Use of medical scribes in health care settings

Added May 15, 2020

Citation: Shultz CG, Holmstrom HL. The Use of Medical Scribes in Health Care Settings: A Systematic Review and Future Directions. American Board of Family Medicine. 2015; 28: 371-81.

What is this? The COVID-19 pandemic is placing a strain on healthcare services. The involvement of medical scribes to enter information into electronic health records (EHRs) during healthcare encounters may improve productivity and limit disruption to patient-physician interactions.

In this systematic review the authors searched for effectiveness studies of medical scribes on healthcare productivity, quality and outcomes. They limited their search to studies published in English between 2000 and 2014. Five studies were identified; three assessed scribe use in an emergency department and two were based in an outpatient clinic setting. All of the included studies had a non-randomized design.

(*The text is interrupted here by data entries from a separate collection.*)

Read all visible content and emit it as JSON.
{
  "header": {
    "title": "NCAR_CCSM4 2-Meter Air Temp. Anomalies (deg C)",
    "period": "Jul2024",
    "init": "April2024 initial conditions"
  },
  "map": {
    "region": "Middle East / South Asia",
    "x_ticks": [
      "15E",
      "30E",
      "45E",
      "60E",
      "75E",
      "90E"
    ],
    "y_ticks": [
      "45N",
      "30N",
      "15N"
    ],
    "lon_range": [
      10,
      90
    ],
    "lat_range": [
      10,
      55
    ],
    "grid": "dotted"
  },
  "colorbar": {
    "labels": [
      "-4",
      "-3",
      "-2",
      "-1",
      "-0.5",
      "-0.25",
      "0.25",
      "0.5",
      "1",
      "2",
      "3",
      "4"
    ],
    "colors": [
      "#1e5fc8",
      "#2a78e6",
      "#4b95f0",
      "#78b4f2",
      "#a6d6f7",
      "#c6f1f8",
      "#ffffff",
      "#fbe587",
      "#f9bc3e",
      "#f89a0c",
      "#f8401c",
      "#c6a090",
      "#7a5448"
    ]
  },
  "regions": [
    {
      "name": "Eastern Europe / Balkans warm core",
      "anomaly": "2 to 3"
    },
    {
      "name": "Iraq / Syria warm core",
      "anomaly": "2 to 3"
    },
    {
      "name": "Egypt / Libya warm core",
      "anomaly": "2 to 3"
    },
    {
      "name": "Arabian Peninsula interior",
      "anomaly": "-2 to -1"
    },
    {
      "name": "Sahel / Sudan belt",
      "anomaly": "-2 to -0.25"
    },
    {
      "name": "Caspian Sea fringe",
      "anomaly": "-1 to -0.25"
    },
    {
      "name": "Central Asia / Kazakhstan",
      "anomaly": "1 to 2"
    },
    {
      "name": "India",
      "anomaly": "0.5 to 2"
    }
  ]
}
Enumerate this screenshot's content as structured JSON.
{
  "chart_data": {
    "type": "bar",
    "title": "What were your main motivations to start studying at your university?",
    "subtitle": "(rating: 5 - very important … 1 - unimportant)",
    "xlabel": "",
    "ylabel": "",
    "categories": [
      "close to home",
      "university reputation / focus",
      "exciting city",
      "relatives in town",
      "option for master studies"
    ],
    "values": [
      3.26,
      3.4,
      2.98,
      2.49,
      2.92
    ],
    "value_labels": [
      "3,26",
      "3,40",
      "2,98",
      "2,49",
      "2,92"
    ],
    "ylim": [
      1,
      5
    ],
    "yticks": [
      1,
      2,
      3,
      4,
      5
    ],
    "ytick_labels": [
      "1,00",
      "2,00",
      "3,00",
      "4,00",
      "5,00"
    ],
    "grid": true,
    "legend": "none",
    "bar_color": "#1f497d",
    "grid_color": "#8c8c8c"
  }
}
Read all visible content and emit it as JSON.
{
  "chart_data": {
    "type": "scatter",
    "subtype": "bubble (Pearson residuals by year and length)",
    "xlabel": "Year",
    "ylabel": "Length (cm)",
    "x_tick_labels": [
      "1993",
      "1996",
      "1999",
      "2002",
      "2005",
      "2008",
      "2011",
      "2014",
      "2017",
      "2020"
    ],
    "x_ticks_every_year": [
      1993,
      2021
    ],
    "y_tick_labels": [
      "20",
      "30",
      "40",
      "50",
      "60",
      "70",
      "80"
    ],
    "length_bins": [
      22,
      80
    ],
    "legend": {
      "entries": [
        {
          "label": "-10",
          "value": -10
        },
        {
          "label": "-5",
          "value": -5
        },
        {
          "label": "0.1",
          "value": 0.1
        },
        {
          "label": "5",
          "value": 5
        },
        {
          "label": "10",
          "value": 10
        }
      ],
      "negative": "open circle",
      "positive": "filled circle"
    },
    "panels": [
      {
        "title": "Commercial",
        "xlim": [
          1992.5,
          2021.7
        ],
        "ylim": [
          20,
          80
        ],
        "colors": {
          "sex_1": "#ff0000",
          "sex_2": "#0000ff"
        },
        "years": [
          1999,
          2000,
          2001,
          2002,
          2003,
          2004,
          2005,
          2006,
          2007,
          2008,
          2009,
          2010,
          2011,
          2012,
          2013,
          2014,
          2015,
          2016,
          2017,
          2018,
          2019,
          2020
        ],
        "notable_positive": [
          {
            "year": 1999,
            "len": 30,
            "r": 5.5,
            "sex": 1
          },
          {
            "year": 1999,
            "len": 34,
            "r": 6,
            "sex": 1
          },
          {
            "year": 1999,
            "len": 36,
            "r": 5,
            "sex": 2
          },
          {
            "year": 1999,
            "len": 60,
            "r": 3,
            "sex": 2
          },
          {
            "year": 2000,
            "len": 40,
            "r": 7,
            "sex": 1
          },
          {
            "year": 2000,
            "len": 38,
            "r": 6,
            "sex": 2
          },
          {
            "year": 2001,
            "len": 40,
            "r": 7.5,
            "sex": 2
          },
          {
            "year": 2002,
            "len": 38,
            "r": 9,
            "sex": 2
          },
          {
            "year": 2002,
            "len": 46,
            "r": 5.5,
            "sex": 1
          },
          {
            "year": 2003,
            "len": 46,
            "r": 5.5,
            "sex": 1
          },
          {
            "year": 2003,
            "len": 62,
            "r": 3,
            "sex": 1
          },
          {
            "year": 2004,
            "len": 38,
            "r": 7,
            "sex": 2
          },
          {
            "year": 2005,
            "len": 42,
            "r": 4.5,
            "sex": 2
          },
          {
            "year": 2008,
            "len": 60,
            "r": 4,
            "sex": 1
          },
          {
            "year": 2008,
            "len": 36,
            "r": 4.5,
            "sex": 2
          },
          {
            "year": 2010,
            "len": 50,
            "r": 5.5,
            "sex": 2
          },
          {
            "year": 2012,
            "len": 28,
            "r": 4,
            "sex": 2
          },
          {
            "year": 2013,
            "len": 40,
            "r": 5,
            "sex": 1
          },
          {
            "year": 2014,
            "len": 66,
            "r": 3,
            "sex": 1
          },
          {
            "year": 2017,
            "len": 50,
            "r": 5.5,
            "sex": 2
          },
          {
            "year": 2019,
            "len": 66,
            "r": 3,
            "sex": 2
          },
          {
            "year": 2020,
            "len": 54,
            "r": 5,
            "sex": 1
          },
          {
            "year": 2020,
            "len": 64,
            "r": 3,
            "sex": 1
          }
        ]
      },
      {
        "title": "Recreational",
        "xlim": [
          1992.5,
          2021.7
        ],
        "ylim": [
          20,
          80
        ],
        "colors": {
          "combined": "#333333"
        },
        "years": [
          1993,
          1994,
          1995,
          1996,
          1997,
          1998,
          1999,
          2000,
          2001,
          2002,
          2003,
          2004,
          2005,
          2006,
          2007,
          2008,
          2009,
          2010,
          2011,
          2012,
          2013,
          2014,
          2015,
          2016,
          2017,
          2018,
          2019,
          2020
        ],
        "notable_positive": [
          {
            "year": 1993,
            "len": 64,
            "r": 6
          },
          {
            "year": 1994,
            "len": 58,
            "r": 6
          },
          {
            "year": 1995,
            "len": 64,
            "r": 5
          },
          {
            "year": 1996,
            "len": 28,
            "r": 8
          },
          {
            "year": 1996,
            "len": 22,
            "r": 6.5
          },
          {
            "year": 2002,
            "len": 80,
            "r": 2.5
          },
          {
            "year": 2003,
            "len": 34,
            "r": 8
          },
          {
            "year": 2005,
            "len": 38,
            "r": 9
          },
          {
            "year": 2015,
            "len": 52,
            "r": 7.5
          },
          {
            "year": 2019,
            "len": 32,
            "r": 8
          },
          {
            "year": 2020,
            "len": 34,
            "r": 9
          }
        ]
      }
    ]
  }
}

What was found: Medical scribes may improve clinician satisfaction, productivity, time-related efficiencies, revenue, and patient-clinician interactions.

Although clinician satisfaction was improved with medical scribes, patient satisfaction typically was unchanged.

What’s uncertain: The number of peer-reviewed studies is small and the quality of research is limited. Consequently, some findings were not consistent and confidence in the reliability of outcomes is significantly constrained.

The financial impacts and the role of medical scribes in primary care are uncertain.

 

Disclaimer: This summary has been written by staff and volunteers of Evidence Aid in order to make the content of the original document accessible to decision makers who are searching for the available evidence on the coronavirus (COVID-19) but may not have the time, initially, to read the original report in full. This summary is not intended as a substitute for the medical advice of physicians, other health workers, professional associations, guideline developers, or national governments and international agencies. If readers of this summary think that the evidence that is presented within it is relevant to their decision-making they should refer to the content and details of the original article, and the advice and guidelines offered by other sources of expertise, before making decisions. Evidence Aid cannot be held responsible for any decisions made about the coronavirus (COVID-19) on the basis of this summary alone.